Um professor de esgrima foi preso nesta segunda-feira (11), no bairro Portão, suspeito de abusar sexualmente de uma aluna durante treinamentos no Clube Círculo Militar de Curitiba. A vítima, de 12 anos, relatou a situação para a mãe, que registrou um Boletim de Ocorrência (B.O.).

O delegado José Barreto de Macedo Junior, do Núcleo de Proteção à Criança e ao Adolescente Vítimas de Crimes (Nucria), explicou que os abusos sexuais aconteciam durante os treinamentos de esgrima, realizados três vezes por semana. “Ele aproveitava o alongamento para passar o dedo na genitália da menina, às vezes beijava os seios da vítima, entre outras situações de abuso sexual que aconteciam nos treinos, que eram individuais”, disse.

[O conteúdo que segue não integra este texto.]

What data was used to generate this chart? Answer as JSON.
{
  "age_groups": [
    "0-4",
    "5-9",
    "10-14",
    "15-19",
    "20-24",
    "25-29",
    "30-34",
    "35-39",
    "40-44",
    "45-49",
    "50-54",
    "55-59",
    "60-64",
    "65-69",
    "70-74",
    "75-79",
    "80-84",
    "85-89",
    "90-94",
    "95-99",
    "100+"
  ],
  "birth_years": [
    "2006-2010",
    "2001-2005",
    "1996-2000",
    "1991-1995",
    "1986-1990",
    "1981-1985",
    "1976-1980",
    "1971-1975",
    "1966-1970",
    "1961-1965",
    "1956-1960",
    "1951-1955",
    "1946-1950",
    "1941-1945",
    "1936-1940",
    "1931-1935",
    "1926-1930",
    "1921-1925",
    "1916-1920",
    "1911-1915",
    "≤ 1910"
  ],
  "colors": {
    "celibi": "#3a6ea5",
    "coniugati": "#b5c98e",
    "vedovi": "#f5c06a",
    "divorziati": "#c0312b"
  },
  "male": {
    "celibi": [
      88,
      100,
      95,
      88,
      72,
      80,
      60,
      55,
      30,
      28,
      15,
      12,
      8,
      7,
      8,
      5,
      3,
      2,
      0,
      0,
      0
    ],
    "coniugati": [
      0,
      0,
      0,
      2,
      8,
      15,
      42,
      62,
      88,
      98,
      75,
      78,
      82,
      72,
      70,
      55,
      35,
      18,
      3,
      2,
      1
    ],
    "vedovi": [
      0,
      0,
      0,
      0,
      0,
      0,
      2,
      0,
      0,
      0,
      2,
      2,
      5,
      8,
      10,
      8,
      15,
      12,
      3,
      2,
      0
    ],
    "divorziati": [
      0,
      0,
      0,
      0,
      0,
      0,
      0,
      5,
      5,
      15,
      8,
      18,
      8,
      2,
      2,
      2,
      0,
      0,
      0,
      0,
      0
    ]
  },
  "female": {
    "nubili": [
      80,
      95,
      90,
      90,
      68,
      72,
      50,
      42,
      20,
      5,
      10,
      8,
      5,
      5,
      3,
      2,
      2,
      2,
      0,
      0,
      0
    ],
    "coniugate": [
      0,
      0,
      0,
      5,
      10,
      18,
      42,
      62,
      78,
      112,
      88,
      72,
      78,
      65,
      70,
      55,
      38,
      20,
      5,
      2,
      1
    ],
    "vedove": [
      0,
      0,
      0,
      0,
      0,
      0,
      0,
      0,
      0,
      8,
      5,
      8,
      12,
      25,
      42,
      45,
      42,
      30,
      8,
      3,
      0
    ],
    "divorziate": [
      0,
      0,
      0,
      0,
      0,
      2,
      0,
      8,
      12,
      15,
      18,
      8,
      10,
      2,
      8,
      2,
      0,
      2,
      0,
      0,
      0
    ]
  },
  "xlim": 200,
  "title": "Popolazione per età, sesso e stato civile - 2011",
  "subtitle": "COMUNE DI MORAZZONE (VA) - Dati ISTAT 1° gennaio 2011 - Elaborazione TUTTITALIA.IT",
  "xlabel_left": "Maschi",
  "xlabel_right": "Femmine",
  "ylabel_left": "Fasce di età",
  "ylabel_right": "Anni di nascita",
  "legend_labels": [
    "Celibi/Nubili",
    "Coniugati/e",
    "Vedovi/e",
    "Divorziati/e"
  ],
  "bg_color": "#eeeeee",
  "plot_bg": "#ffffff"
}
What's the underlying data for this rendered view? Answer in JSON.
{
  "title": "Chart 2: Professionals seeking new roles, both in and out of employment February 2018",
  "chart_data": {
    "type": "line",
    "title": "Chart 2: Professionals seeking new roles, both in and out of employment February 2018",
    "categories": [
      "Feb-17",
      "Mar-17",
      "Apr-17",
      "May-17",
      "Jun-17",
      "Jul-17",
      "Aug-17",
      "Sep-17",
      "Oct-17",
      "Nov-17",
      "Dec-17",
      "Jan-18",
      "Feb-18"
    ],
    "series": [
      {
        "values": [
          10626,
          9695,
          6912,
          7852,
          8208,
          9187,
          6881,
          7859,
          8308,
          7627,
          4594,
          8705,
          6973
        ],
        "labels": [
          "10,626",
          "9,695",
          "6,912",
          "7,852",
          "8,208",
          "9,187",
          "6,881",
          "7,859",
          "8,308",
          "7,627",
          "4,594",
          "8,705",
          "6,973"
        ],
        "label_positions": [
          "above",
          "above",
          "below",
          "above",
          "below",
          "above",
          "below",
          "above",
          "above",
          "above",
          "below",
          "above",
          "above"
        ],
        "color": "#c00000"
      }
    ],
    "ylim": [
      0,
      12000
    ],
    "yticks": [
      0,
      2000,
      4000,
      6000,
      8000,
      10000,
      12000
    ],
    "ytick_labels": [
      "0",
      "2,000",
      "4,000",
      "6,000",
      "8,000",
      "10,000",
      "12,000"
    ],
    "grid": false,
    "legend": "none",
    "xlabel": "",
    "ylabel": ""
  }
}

Para conquistar a confiança da vítima, o professor, de 50 anos, teria lhe oferecido descontos para que continuasse frequentando as aulas. “Ofereceu uma bolsa para que ela não pagasse as aulas de esgrima, e teria emprestado até uma espada de esgrima, falando que ela seria um talento, que ele tinha que investir no talento dela. Tudo para incentivar que ela frequentasse as aulas, que aconteciam três vezes na semana”, relatou. A vítima afirmou que os abusos aconteciam em todas as aulas há algum tempo.

A situação foi descoberta após a mãe da menina notar mudanças em seu comportamento. “As notas estavam mais baixas, ela estava mais rebelde, não se cuidava tanto e gerou um alerta na mãe, que resolveu conversar com a filha. Na conversa, a vítima resolveu se abrir, até porque o professor teria ido para outro país em uma viagem, então ela aproveitou o momento e contou todos os fatos”.

O notebook e o celular do homem foram apreendidos pela equipe, que irá investigar se há a existência de conversas com outras vítimas ou conteúdo pornográfico nos aparelhos. “Fica o alerta para quem tem filho que faz aula de esgrima no Círculo Militar. Que conversem com seus filhos, vejam se por algum motivo eles não foram vítimas de abuso sexual. Em caso positivo, nos procurem”, alertou.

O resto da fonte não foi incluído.